I have always considered my proffesional path as an unconventional one. When I graduated from design school, I didn’t go to work at a studio or agency. Rather, I started a food and agriculture company with my father and my best friend. I felt right from the start that I wasn’t going to be the typical graduate student from my program. Even during the program I felt different, like I didn’t want to be put in any category. Being labeled felt like failure somehow, like giving up on the richness and endless possibilities of life.
During my years at Lomarosa, my company, I learned an infinite amount of things. Facing the challenge of starting a company comes with a constant confrontation of the unknown. I learned on the go (and through several diploma courses) about agronomy, accounting, finance, marketing, HR, corporate sustainability, governance, and more. The most unexpected situations taught me so much!
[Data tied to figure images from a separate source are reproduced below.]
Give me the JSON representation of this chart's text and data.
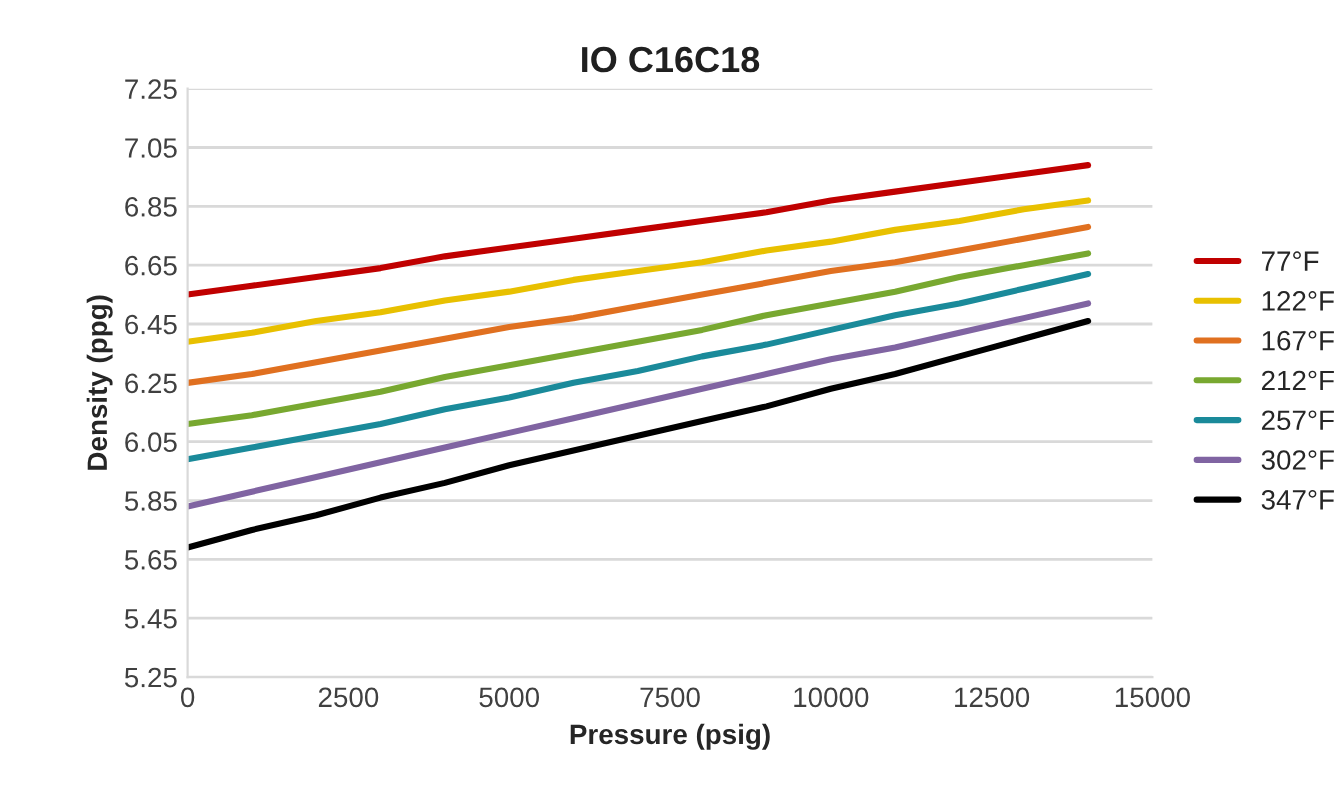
{
  "chart_data": {
    "type": "line",
    "title": "IO C16C18",
    "xlabel": "Pressure (psig)",
    "ylabel": "Density (ppg)",
    "x": [
      0,
      1000,
      2000,
      3000,
      4000,
      5000,
      6000,
      7000,
      8000,
      9000,
      10000,
      11000,
      12000,
      13000,
      14000
    ],
    "series": [
      {
        "name": "77°F",
        "color": "#c00000",
        "values": [
          6.55,
          6.58,
          6.61,
          6.64,
          6.68,
          6.71,
          6.74,
          6.77,
          6.8,
          6.83,
          6.87,
          6.9,
          6.93,
          6.96,
          6.99
        ]
      },
      {
        "name": "122°F",
        "color": "#e8c000",
        "values": [
          6.39,
          6.42,
          6.46,
          6.49,
          6.53,
          6.56,
          6.6,
          6.63,
          6.66,
          6.7,
          6.73,
          6.77,
          6.8,
          6.84,
          6.87
        ]
      },
      {
        "name": "167°F",
        "color": "#e07020",
        "values": [
          6.25,
          6.28,
          6.32,
          6.36,
          6.4,
          6.44,
          6.47,
          6.51,
          6.55,
          6.59,
          6.63,
          6.66,
          6.7,
          6.74,
          6.78
        ]
      },
      {
        "name": "212°F",
        "color": "#78a830",
        "values": [
          6.11,
          6.14,
          6.18,
          6.22,
          6.27,
          6.31,
          6.35,
          6.39,
          6.43,
          6.48,
          6.52,
          6.56,
          6.61,
          6.65,
          6.69
        ]
      },
      {
        "name": "257°F",
        "color": "#1a8a9a",
        "values": [
          5.99,
          6.03,
          6.07,
          6.11,
          6.16,
          6.2,
          6.25,
          6.29,
          6.34,
          6.38,
          6.43,
          6.48,
          6.52,
          6.57,
          6.62
        ]
      },
      {
        "name": "302°F",
        "color": "#8064a2",
        "values": [
          5.83,
          5.88,
          5.93,
          5.98,
          6.03,
          6.08,
          6.13,
          6.18,
          6.23,
          6.28,
          6.33,
          6.37,
          6.42,
          6.47,
          6.52
        ]
      },
      {
        "name": "347°F",
        "color": "#000000",
        "values": [
          5.69,
          5.75,
          5.8,
          5.86,
          5.91,
          5.97,
          6.02,
          6.07,
          6.12,
          6.17,
          6.23,
          6.28,
          6.34,
          6.4,
          6.46
        ]
      }
    ],
    "xlim": [
      0,
      15000
    ],
    "xticks": [
      0,
      2500,
      5000,
      7500,
      10000,
      12500,
      15000
    ],
    "ylim": [
      5.25,
      7.25
    ],
    "yticks": [
      5.25,
      5.45,
      5.65,
      5.85,
      6.05,
      6.25,
      6.45,
      6.65,
      6.85,
      7.05,
      7.25
    ],
    "grid": "y",
    "legend": "right",
    "marker": "none",
    "line_style": "solid"
  }
}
Like that time early in my journey when I was in charge of negotiating with the contractor who was renewing our offices. I had little-to-no experience negotiating and this guy wasn’t delivering. I can’t remember our arguments in detail, but I can certainly remember the effect it had in me. In my nervous system. It was a shocking experience that I will never forget. That feeling of someone betraying their word and taking away what’s yours. I bet that’s how lions feel in Africa when someone takes their prey.
With time, I got better at negotiating. Keep your cool, have the big picture in mind, always come in with a clear goal for that conversation. This is now a playbook I follow, but that I learned by putting myself out there, and failing several times.
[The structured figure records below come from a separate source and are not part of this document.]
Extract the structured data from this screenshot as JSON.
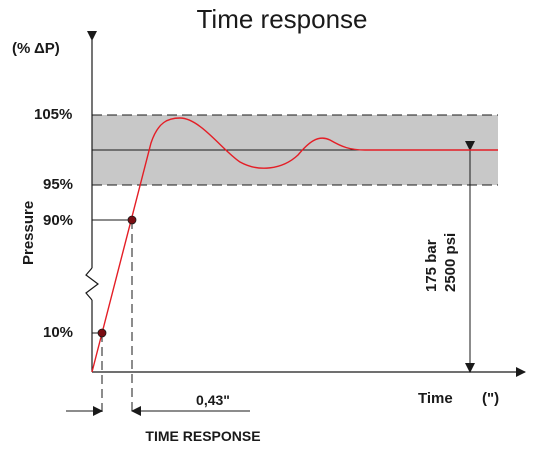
{
  "title": "Time response",
  "y_unit": "(% ΔP)",
  "y_axis_label": "Pressure",
  "x_axis_label": "Time",
  "x_unit": "(\")",
  "levels": {
    "upper_band": "105%",
    "lower_band": "95%",
    "p90": "90%",
    "p10": "10%"
  },
  "pressure_bar": "175 bar",
  "pressure_psi": "2500 psi",
  "response_time": "0,43\"",
  "time_response_label": "TIME RESPONSE",
  "colors": {
    "curve": "#e41e26",
    "band": "#c8c8c8",
    "axis": "#1a1a1a",
    "marker": "#7a0d12"
  }
}
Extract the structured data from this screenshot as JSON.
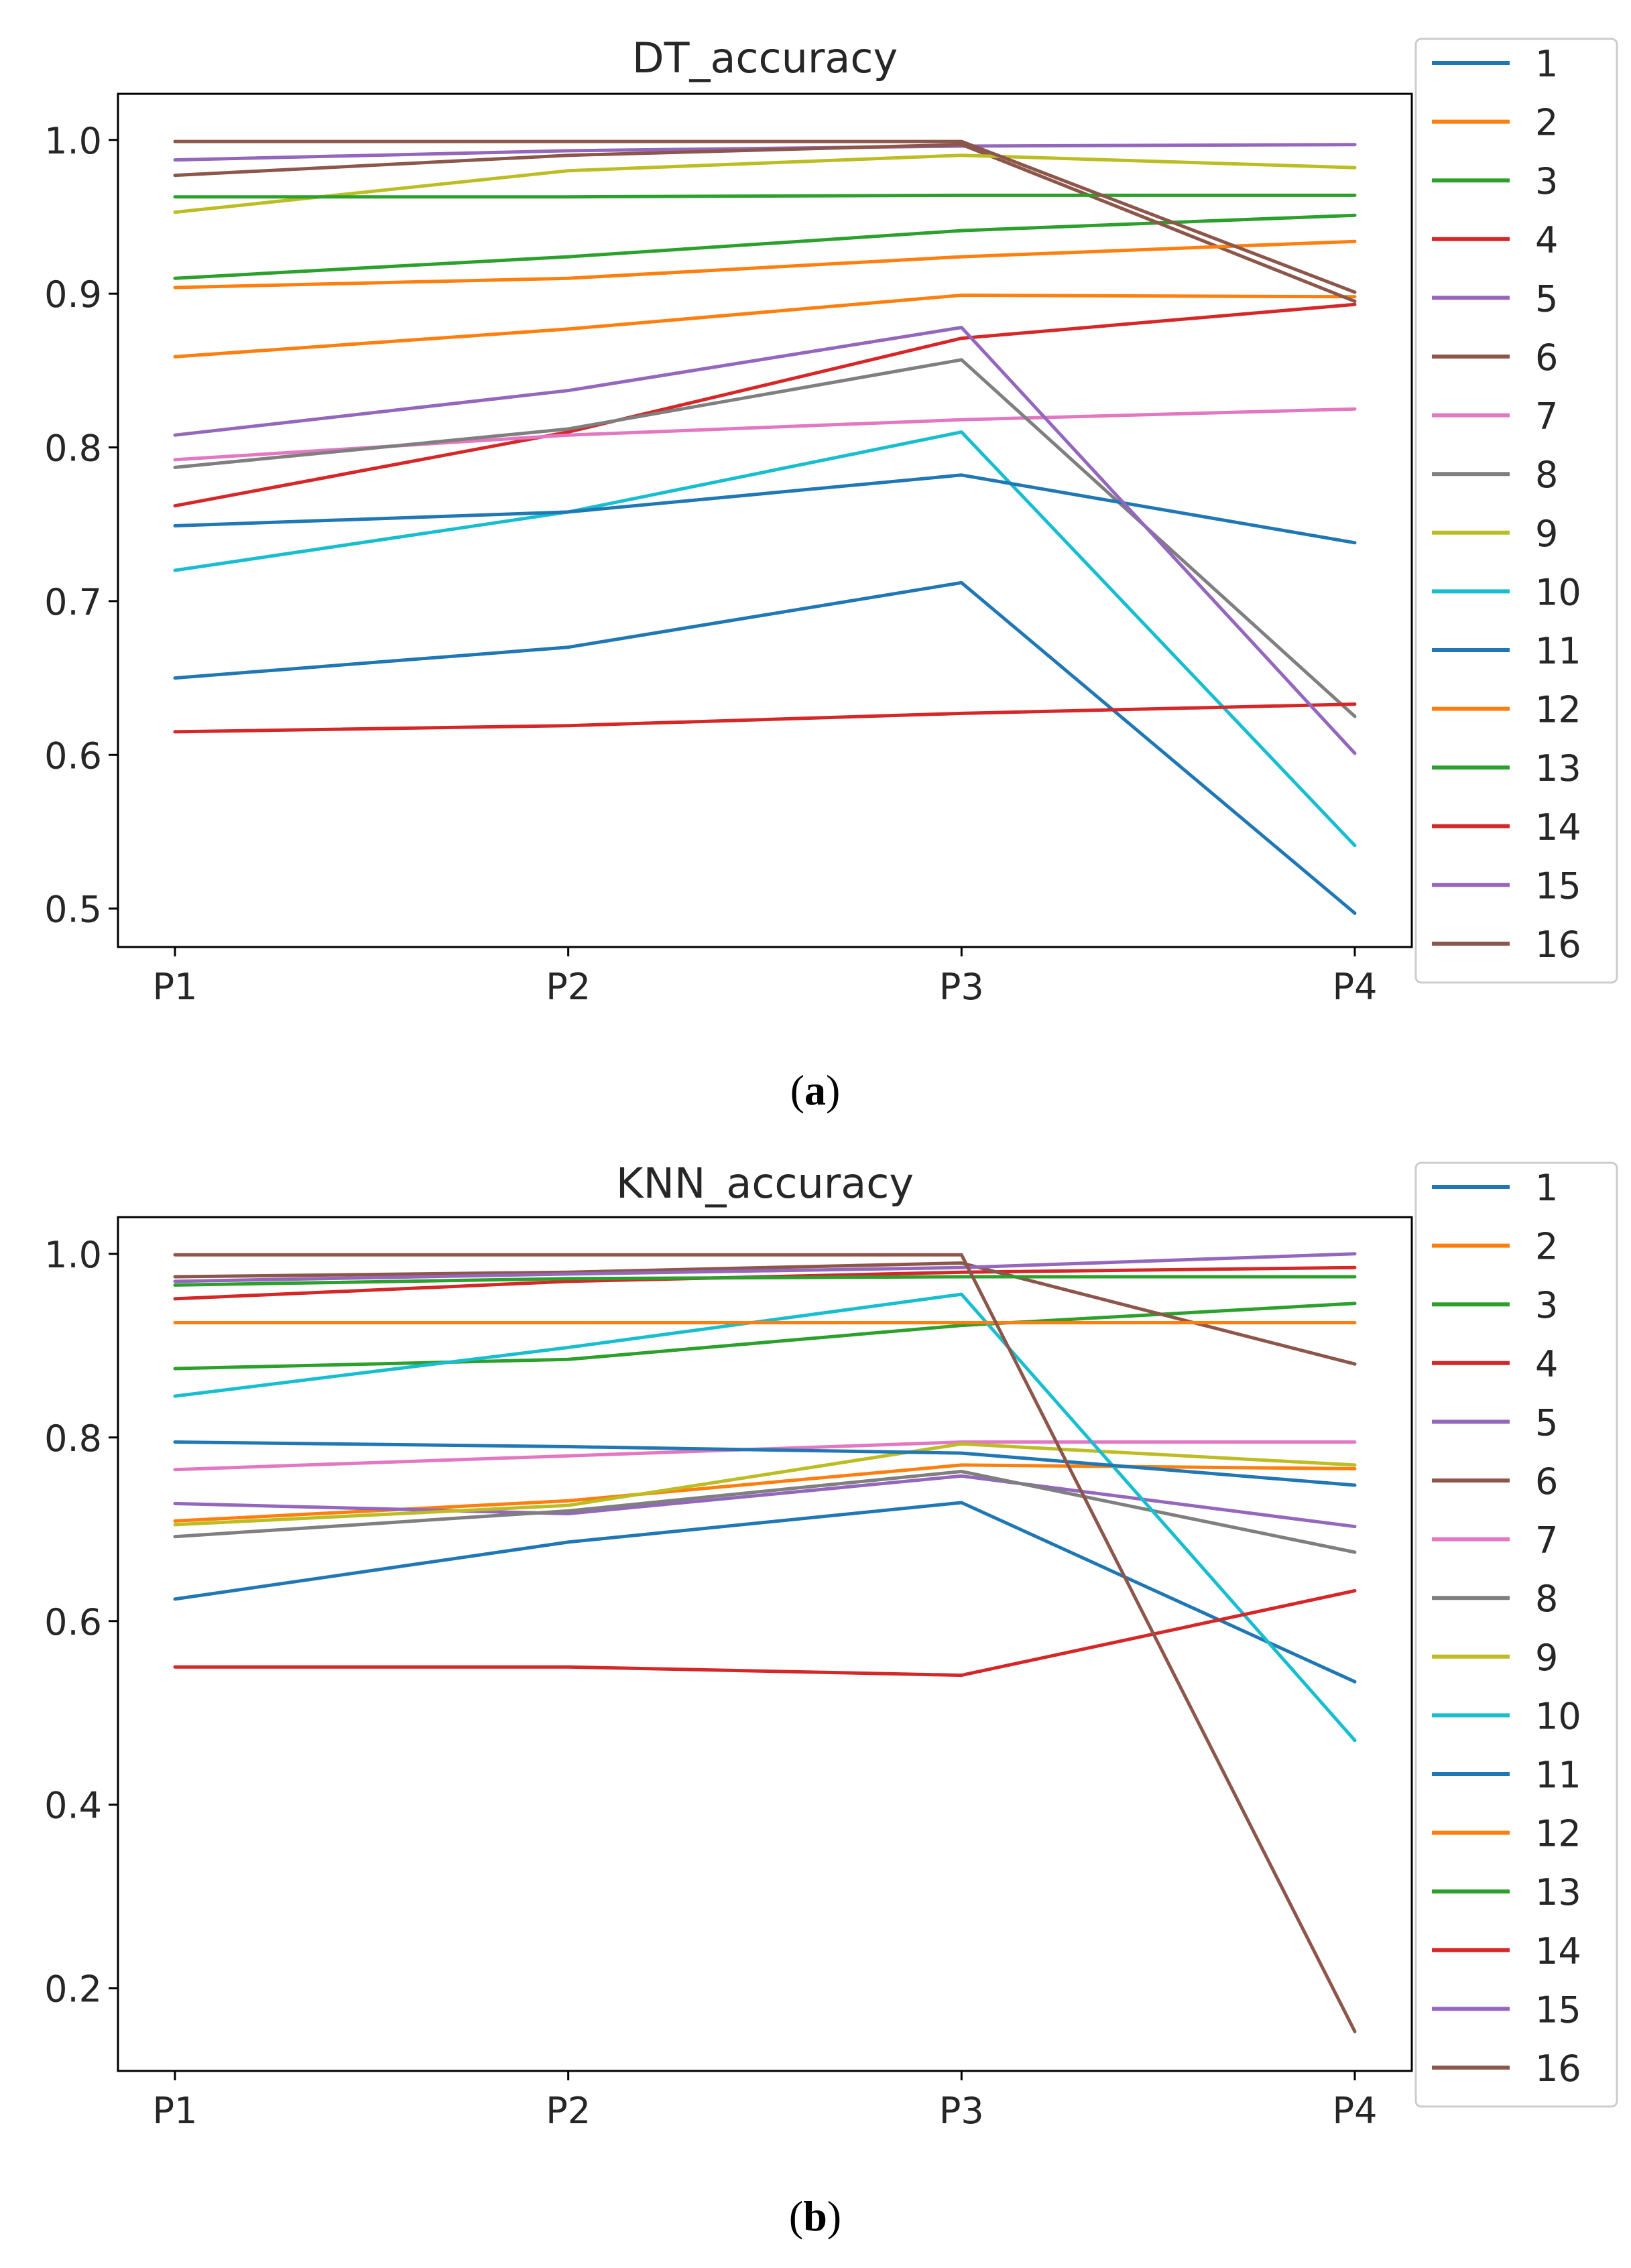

This morning while running, I was listening to a podcast interview with the editor of Forbes Spain. The guy explained how money is seen differently accross cultures. In some cultures religion has made it a taboo and in other, it’s a sign of success, like you did well at surfing life. Since I come from the first one, the second one resonated deeply. I’ve always seen money ambition as something impure, but what if business and moeny were a manifestation of our natural instinct of survival, competence and adaptation?
When I say it, it sounds like an idea I’ve heard before, but it came back to me today and I felt the urge to put it in writing. I had a similar situation today, that I managed properly, but felt like my primal instinct were out again. Again I was defending what’s mine. Aggresively, actively, defending what’s mine.